The coldest we experienced was minus 30 degrees. We spent time in the furnace room making certain there was no problem. You could hear the metal roof shrink. We looked up the effect of cold on vehicle antifreeze and how much steel shrinks as we had just installed a new steel frame in the roof of the Social Room. Both the antifreeze and the roof were just fine and the new furnace had no problem heating the building. 

We have had "interesting" rain events.  Several years we had a microburst over The Hotel. The pile of hail from the roof was several feet deep and remained a week in August. Just down the street the hail was so deep that the County had to bring in the snow plow to open the road.  When you drive to The Goldminer you will see a grove of aspens on the right that has many dead trees. This was an outcome of the leaves being striped during that storm. The largest Colorado flood occurred in September, 2013. We received about 7 inches of rain in three days.
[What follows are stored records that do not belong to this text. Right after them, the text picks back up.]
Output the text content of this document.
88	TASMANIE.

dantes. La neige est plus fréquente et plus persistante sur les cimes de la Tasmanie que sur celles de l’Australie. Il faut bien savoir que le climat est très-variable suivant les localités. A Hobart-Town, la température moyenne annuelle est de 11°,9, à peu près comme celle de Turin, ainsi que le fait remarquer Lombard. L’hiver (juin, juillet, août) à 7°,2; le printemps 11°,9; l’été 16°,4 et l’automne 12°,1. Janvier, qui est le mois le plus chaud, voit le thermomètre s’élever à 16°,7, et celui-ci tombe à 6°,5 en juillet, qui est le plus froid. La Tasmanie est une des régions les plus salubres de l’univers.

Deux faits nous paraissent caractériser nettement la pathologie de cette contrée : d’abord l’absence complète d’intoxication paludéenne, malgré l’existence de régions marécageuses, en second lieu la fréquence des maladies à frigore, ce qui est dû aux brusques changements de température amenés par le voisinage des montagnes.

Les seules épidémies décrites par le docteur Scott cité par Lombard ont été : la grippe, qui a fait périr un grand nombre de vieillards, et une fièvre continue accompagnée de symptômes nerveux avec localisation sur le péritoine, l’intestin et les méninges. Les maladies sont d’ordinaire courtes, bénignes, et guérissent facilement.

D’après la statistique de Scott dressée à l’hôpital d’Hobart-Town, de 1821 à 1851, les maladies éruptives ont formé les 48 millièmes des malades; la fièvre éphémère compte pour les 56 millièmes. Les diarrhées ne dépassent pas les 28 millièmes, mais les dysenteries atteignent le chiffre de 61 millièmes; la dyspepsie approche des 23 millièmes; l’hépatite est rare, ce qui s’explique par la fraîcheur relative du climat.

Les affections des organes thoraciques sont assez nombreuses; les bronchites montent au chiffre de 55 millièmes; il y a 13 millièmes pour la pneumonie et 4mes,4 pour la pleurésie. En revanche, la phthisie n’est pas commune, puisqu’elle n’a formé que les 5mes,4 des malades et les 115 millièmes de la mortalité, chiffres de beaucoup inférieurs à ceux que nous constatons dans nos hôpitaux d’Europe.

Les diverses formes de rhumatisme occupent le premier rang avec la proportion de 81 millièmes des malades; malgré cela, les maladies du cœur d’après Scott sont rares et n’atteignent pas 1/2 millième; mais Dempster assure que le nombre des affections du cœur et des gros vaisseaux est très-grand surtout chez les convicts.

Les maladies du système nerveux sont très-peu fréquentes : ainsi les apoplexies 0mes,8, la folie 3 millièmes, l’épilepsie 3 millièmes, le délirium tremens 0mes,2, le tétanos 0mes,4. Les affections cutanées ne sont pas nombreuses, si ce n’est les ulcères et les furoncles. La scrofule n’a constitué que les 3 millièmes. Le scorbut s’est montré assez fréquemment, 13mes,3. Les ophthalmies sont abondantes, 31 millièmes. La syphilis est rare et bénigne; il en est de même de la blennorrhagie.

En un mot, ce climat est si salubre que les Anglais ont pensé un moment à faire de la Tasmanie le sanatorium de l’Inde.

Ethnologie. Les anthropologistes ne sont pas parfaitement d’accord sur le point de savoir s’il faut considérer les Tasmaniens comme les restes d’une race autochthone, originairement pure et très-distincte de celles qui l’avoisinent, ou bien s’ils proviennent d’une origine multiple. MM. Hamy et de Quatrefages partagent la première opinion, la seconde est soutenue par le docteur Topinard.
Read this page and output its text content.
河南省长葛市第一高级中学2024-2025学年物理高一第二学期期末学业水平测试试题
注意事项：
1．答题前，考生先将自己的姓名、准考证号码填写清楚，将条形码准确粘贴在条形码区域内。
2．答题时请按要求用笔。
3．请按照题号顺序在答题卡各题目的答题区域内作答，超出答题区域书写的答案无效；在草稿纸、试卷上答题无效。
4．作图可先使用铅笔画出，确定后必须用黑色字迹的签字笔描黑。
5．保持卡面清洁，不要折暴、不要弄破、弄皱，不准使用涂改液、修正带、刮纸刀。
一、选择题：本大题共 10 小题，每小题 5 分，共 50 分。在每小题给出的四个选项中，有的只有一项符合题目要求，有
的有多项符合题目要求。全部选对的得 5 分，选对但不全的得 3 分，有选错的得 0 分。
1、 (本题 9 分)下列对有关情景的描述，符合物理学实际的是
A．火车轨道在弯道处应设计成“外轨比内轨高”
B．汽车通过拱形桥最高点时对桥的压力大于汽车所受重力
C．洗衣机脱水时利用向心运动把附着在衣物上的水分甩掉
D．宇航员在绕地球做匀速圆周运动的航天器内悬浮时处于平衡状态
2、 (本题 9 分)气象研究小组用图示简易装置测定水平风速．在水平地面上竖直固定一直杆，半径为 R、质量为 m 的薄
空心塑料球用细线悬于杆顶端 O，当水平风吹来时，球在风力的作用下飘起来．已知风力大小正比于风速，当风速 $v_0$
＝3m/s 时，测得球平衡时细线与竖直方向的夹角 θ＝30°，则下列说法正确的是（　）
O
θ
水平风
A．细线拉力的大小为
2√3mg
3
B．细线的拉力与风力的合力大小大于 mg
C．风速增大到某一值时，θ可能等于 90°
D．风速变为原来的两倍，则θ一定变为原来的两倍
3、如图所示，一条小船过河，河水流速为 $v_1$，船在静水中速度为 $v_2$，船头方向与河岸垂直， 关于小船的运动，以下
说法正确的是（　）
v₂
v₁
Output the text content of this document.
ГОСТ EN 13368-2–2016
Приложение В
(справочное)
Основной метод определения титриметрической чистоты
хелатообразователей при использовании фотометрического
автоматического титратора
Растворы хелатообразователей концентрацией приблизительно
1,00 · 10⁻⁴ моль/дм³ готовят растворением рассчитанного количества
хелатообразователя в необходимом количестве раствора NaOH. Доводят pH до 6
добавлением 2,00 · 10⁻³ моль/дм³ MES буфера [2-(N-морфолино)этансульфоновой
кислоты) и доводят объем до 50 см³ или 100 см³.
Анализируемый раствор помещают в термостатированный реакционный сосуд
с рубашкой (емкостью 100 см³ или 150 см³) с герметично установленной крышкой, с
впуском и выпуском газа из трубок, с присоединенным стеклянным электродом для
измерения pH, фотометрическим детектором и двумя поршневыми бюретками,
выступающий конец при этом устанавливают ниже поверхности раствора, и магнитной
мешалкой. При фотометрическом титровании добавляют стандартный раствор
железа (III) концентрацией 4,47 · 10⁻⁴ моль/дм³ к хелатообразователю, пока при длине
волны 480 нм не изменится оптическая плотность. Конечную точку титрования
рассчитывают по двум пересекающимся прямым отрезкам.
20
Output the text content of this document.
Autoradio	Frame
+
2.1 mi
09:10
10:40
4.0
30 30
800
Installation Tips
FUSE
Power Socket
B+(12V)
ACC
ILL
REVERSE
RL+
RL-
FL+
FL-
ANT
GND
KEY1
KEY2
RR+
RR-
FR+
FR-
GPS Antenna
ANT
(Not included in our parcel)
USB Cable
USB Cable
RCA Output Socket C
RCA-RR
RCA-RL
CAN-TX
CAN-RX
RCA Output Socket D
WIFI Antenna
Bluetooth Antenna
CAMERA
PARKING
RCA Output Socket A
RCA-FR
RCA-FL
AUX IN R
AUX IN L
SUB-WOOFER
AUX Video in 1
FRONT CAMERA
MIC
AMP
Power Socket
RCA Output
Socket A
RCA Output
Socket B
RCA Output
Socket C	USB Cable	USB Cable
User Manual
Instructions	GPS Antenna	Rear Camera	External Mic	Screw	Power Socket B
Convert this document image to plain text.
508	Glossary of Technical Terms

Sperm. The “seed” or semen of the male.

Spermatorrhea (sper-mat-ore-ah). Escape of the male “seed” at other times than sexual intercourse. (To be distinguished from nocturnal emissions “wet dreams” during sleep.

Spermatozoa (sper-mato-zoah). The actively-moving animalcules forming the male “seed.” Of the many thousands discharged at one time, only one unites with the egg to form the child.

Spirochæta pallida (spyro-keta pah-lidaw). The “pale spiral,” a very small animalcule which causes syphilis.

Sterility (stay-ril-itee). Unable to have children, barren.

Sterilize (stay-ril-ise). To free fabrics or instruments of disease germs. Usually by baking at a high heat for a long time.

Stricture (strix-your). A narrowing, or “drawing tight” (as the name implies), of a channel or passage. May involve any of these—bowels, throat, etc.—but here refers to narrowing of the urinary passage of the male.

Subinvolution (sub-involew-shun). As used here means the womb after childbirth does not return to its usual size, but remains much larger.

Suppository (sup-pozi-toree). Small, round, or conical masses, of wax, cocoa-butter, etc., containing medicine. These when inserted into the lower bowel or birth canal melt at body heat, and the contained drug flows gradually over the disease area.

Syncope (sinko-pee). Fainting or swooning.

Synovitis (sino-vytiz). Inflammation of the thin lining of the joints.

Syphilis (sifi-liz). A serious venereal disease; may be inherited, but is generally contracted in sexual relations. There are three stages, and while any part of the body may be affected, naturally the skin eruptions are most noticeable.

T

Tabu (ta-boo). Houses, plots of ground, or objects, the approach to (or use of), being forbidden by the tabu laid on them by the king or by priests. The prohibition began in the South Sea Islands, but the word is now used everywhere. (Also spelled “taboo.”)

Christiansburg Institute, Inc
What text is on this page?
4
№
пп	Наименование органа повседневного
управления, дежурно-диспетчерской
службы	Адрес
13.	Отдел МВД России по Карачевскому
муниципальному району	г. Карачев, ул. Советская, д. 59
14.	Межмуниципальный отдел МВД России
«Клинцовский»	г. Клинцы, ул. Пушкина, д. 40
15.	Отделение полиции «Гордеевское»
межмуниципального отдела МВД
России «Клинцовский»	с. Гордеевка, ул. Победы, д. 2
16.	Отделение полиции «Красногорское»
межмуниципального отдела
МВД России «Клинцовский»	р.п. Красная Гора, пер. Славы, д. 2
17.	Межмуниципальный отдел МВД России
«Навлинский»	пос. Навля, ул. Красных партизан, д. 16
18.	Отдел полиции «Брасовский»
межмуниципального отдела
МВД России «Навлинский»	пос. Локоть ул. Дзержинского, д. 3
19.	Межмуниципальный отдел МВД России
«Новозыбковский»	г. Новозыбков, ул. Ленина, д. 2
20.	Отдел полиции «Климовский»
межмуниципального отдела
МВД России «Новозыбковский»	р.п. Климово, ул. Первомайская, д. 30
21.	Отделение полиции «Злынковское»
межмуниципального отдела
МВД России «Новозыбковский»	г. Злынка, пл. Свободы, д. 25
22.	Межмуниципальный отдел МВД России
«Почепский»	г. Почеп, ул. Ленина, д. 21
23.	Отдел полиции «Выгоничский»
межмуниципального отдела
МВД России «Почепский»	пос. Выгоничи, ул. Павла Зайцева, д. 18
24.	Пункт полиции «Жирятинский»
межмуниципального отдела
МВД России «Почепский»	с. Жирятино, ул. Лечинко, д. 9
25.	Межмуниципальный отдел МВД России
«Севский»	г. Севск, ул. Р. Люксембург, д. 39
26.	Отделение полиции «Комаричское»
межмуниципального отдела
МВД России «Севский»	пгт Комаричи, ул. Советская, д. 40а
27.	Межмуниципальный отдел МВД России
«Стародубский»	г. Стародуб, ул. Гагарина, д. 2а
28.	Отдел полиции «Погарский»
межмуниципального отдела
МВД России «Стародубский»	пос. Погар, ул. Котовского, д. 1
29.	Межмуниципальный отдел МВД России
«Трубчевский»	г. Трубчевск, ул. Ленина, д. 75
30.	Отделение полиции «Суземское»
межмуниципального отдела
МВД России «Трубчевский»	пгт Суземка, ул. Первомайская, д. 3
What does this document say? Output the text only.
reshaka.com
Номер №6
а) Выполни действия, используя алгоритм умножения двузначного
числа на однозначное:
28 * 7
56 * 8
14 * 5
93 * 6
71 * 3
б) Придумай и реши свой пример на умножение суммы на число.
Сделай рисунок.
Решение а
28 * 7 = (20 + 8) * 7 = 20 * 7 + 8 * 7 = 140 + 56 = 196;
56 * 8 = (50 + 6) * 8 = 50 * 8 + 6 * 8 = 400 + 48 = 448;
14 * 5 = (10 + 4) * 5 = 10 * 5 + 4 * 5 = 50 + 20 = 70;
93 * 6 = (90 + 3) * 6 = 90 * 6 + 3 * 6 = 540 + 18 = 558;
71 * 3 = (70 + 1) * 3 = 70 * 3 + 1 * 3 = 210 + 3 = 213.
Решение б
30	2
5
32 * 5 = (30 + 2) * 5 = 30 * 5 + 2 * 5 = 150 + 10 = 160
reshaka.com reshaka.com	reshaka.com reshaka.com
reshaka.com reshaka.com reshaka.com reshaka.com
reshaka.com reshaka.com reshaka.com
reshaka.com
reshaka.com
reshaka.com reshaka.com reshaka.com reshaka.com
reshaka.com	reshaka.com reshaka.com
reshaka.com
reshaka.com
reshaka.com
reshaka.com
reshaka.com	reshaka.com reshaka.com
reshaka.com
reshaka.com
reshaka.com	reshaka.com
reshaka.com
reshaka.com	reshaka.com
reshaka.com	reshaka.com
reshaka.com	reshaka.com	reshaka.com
That is about one quarter of the precipitation we experience in a year. As noted in the Blog on this site it was dramatic but not damaging here. 

The largest snowfall we remember here was seven feet in two days in March, 2003. We had to shovel the roof. The roads were not passable for the only time in the last twenty five years. The roof of the Community Center in Nederland collapsed but we experienced no damage. 

When you come particularly if you are planning to hike in the summer bring a coat and sun screen. Weather changes quickly but overall the days are sunny with 300 days of sunshine per year. It often rains for twenty minutes or so in the afternoons in the summer. It is usually clear and cool at night in the summer and might be cold and windy in the winter but that can be replaced on a moment's notice with bright sun, no wind and temperatures in the mid forties.

Fortunately for us the people who built The Hotel in the late 1890s put it in the right place to protect from dangerous weather and they built it well enough to thrive since 1897.